I'm going to add that you need to take into account for the future

If you want to go on holiday
If you are sick & cannot travel
Covid restrictions

It is easy for people to say "move closer" either your DM or yourself, but sometimes there are reasons or choices not to

Good luck with your decision

rookiemere · 19/11/2020 14:48

Why did you swap from 3 long days to 2 short ones ? I'm also reduced hours but seem to end up working really long hours 4 days a week to get my non paid day off.
Can you apply for parental leave - say it's for teen exams or something- I think you get unpaid up to 16 weeks? Apply for a good block of that to give you a bit of a breather.

M1n1MeMadness5 · 19/11/2020 14:49

Power of attorney

saraclara · 19/11/2020 14:53

@M1n1MeMadness5

Power of attorney
Yep. Please get her to sign a lasting power of attorney while she still knows what she's doing, if you don't have one already. A financial one will make a vast difference to how easy it will be for you to manage things for her. But do both.
gospelsinger · 19/11/2020 14:57

I think I would go back to 3 full days and do as much as you can in those days and find commitments on the other days - don't check email or answer phone to your boss.

Plan your days off carefully so that you are not working.

ShouldIquitmyjob · 20/11/2020 09:02

Thank you all, some great help.

I switched to 5 short days during lockdown so I could be there for the kids some of each day and work while they were doing there schoolwork. It’s worked generally but the days have crept to be longer lately.

Parental leave is a great idea, I’ll look into that.

I do have PoA, and DM lives in a retirement apartment where she does get some help and support, but it means her neighbours are no help as they’re all old too! Same with her friends.

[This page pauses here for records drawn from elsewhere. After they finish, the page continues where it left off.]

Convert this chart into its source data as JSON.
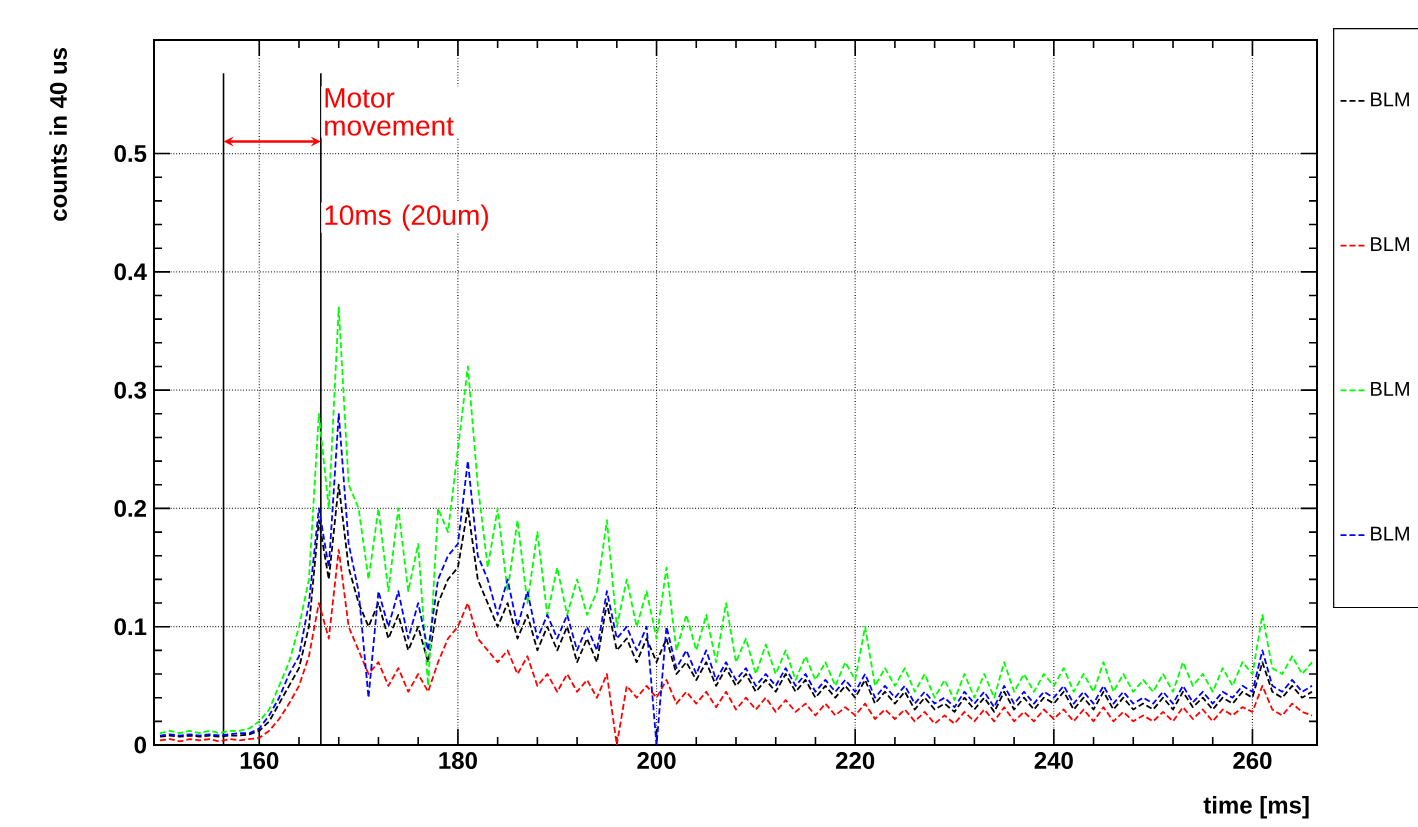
{
  "chart_data": {
    "type": "line",
    "xlabel": "time [ms]",
    "ylabel": "counts in 40 us",
    "xlim": [
      149.4,
      266.5
    ],
    "ylim": [
      0,
      0.596
    ],
    "xticks": [
      160,
      180,
      200,
      220,
      240,
      260
    ],
    "yticks": [
      0,
      0.1,
      0.2,
      0.3,
      0.4,
      0.5
    ],
    "grid": true,
    "legend": "right",
    "marker": "none",
    "line_style": "dashed",
    "x": [
      150,
      151,
      152,
      153,
      154,
      155,
      156,
      157,
      158,
      159,
      160,
      161,
      162,
      163,
      164,
      165,
      166,
      167,
      168,
      169,
      170,
      171,
      172,
      173,
      174,
      175,
      176,
      177,
      178,
      179,
      180,
      181,
      182,
      183,
      184,
      185,
      186,
      187,
      188,
      189,
      190,
      191,
      192,
      193,
      194,
      195,
      196,
      197,
      198,
      199,
      200,
      201,
      202,
      203,
      204,
      205,
      206,
      207,
      208,
      209,
      210,
      211,
      212,
      213,
      214,
      215,
      216,
      217,
      218,
      219,
      220,
      221,
      222,
      223,
      224,
      225,
      226,
      227,
      228,
      229,
      230,
      231,
      232,
      233,
      234,
      235,
      236,
      237,
      238,
      239,
      240,
      241,
      242,
      243,
      244,
      245,
      246,
      247,
      248,
      249,
      250,
      251,
      252,
      253,
      254,
      255,
      256,
      257,
      258,
      259,
      260,
      261,
      262,
      263,
      264,
      265,
      266
    ],
    "series": [
      {
        "name": "BLM",
        "color": "#000000",
        "values": [
          0.007,
          0.008,
          0.007,
          0.008,
          0.007,
          0.008,
          0.007,
          0.008,
          0.008,
          0.009,
          0.012,
          0.02,
          0.035,
          0.05,
          0.065,
          0.1,
          0.19,
          0.14,
          0.22,
          0.15,
          0.12,
          0.1,
          0.12,
          0.09,
          0.11,
          0.08,
          0.1,
          0.07,
          0.12,
          0.14,
          0.15,
          0.2,
          0.14,
          0.12,
          0.1,
          0.12,
          0.09,
          0.11,
          0.08,
          0.1,
          0.08,
          0.1,
          0.07,
          0.09,
          0.07,
          0.12,
          0.08,
          0.09,
          0.07,
          0.09,
          0.07,
          0.09,
          0.06,
          0.07,
          0.055,
          0.07,
          0.05,
          0.065,
          0.05,
          0.06,
          0.045,
          0.055,
          0.045,
          0.06,
          0.045,
          0.055,
          0.04,
          0.05,
          0.04,
          0.05,
          0.04,
          0.055,
          0.035,
          0.045,
          0.035,
          0.045,
          0.03,
          0.04,
          0.03,
          0.035,
          0.028,
          0.04,
          0.03,
          0.04,
          0.028,
          0.045,
          0.03,
          0.04,
          0.03,
          0.04,
          0.035,
          0.045,
          0.03,
          0.04,
          0.03,
          0.045,
          0.03,
          0.04,
          0.03,
          0.035,
          0.03,
          0.04,
          0.03,
          0.045,
          0.032,
          0.04,
          0.03,
          0.04,
          0.035,
          0.045,
          0.04,
          0.07,
          0.045,
          0.04,
          0.05,
          0.04,
          0.045
        ]
      },
      {
        "name": "BLM",
        "color": "#ff0000",
        "values": [
          0.004,
          0.005,
          0.003,
          0.005,
          0.004,
          0.005,
          0.003,
          0.005,
          0.004,
          0.005,
          0.006,
          0.012,
          0.022,
          0.035,
          0.05,
          0.075,
          0.12,
          0.09,
          0.165,
          0.1,
          0.08,
          0.06,
          0.07,
          0.05,
          0.065,
          0.045,
          0.06,
          0.045,
          0.07,
          0.09,
          0.1,
          0.12,
          0.09,
          0.08,
          0.07,
          0.08,
          0.06,
          0.075,
          0.05,
          0.06,
          0.045,
          0.06,
          0.045,
          0.055,
          0.04,
          0.06,
          0.0,
          0.05,
          0.04,
          0.05,
          0.04,
          0.055,
          0.035,
          0.045,
          0.035,
          0.045,
          0.032,
          0.045,
          0.03,
          0.04,
          0.03,
          0.04,
          0.028,
          0.038,
          0.028,
          0.035,
          0.025,
          0.035,
          0.025,
          0.032,
          0.025,
          0.035,
          0.022,
          0.03,
          0.022,
          0.03,
          0.02,
          0.028,
          0.018,
          0.025,
          0.018,
          0.028,
          0.02,
          0.03,
          0.02,
          0.032,
          0.02,
          0.028,
          0.02,
          0.03,
          0.022,
          0.03,
          0.02,
          0.03,
          0.02,
          0.032,
          0.02,
          0.028,
          0.02,
          0.025,
          0.02,
          0.028,
          0.02,
          0.032,
          0.022,
          0.03,
          0.02,
          0.03,
          0.025,
          0.032,
          0.028,
          0.05,
          0.03,
          0.025,
          0.035,
          0.028,
          0.025
        ]
      },
      {
        "name": "BLM",
        "color": "#00ff00",
        "values": [
          0.01,
          0.012,
          0.01,
          0.012,
          0.01,
          0.012,
          0.01,
          0.012,
          0.012,
          0.014,
          0.02,
          0.03,
          0.05,
          0.07,
          0.1,
          0.14,
          0.28,
          0.2,
          0.37,
          0.22,
          0.2,
          0.14,
          0.2,
          0.13,
          0.2,
          0.13,
          0.17,
          0.05,
          0.2,
          0.18,
          0.25,
          0.32,
          0.22,
          0.15,
          0.2,
          0.13,
          0.19,
          0.12,
          0.18,
          0.11,
          0.15,
          0.11,
          0.14,
          0.11,
          0.13,
          0.19,
          0.1,
          0.14,
          0.1,
          0.13,
          0.09,
          0.15,
          0.08,
          0.11,
          0.08,
          0.11,
          0.07,
          0.12,
          0.07,
          0.09,
          0.06,
          0.085,
          0.06,
          0.08,
          0.055,
          0.075,
          0.055,
          0.07,
          0.05,
          0.07,
          0.055,
          0.1,
          0.05,
          0.065,
          0.05,
          0.065,
          0.045,
          0.06,
          0.04,
          0.055,
          0.038,
          0.06,
          0.04,
          0.06,
          0.04,
          0.07,
          0.045,
          0.06,
          0.045,
          0.06,
          0.05,
          0.065,
          0.045,
          0.06,
          0.045,
          0.07,
          0.045,
          0.06,
          0.045,
          0.055,
          0.045,
          0.06,
          0.045,
          0.07,
          0.05,
          0.06,
          0.045,
          0.065,
          0.05,
          0.07,
          0.06,
          0.11,
          0.065,
          0.06,
          0.075,
          0.06,
          0.07
        ]
      },
      {
        "name": "BLM",
        "color": "#0000ff",
        "values": [
          0.008,
          0.009,
          0.008,
          0.009,
          0.008,
          0.009,
          0.008,
          0.009,
          0.01,
          0.01,
          0.014,
          0.025,
          0.04,
          0.06,
          0.075,
          0.12,
          0.2,
          0.15,
          0.28,
          0.17,
          0.13,
          0.04,
          0.13,
          0.1,
          0.13,
          0.09,
          0.12,
          0.08,
          0.14,
          0.16,
          0.17,
          0.24,
          0.16,
          0.14,
          0.11,
          0.14,
          0.1,
          0.13,
          0.09,
          0.11,
          0.09,
          0.11,
          0.08,
          0.1,
          0.08,
          0.13,
          0.09,
          0.1,
          0.08,
          0.1,
          0.0,
          0.1,
          0.065,
          0.08,
          0.06,
          0.08,
          0.055,
          0.07,
          0.055,
          0.065,
          0.05,
          0.06,
          0.05,
          0.065,
          0.05,
          0.06,
          0.045,
          0.055,
          0.045,
          0.055,
          0.045,
          0.06,
          0.04,
          0.05,
          0.04,
          0.05,
          0.035,
          0.045,
          0.035,
          0.04,
          0.032,
          0.045,
          0.035,
          0.045,
          0.032,
          0.05,
          0.035,
          0.045,
          0.035,
          0.045,
          0.04,
          0.05,
          0.035,
          0.045,
          0.035,
          0.05,
          0.035,
          0.045,
          0.035,
          0.04,
          0.035,
          0.045,
          0.035,
          0.05,
          0.036,
          0.045,
          0.035,
          0.045,
          0.04,
          0.05,
          0.045,
          0.08,
          0.05,
          0.045,
          0.055,
          0.045,
          0.05
        ]
      }
    ],
    "ref_lines": [
      {
        "axis": "x",
        "value": 156.4,
        "color": "#000000",
        "line_style": "solid"
      },
      {
        "axis": "x",
        "value": 166.2,
        "color": "#000000",
        "line_style": "solid"
      }
    ],
    "annotations": [
      "Motor movement",
      "10ms (20um)"
    ]
  }
}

Am also looking into converting our garage...

OP posts:
ShouldIquitmyjob · 20/11/2020 09:03

I’d also like to say how nice everyone has been, thank you. I was a bit scared posting in AIBU!

OP posts:
rookiemere · 20/11/2020 10:17

I'm really glad this thread has given you some ideas @ShouldIquitmyjob .
Working short days was fine when we weren't all wfh, but now it seems to be that as there isn't much reason to leave the house work gets piled on. I'm meant to do 8-4 but over the past few weeks it's been more like 7-7.I've started putting in dog walks in the afternoon so I can actually get a break. Today is my NWD but am about to check emails Sad.

CounsellorTroi · 20/11/2020 10:24

@BubblyBarbara

Could you take unpaid sabbatical of a few months to spend quality time with DM while she still has her marbles?
I was also going to suggest a career break. I regret not doing this when my mother first developed dementia- even though she lived locally to me and I was visiting her every day anyway.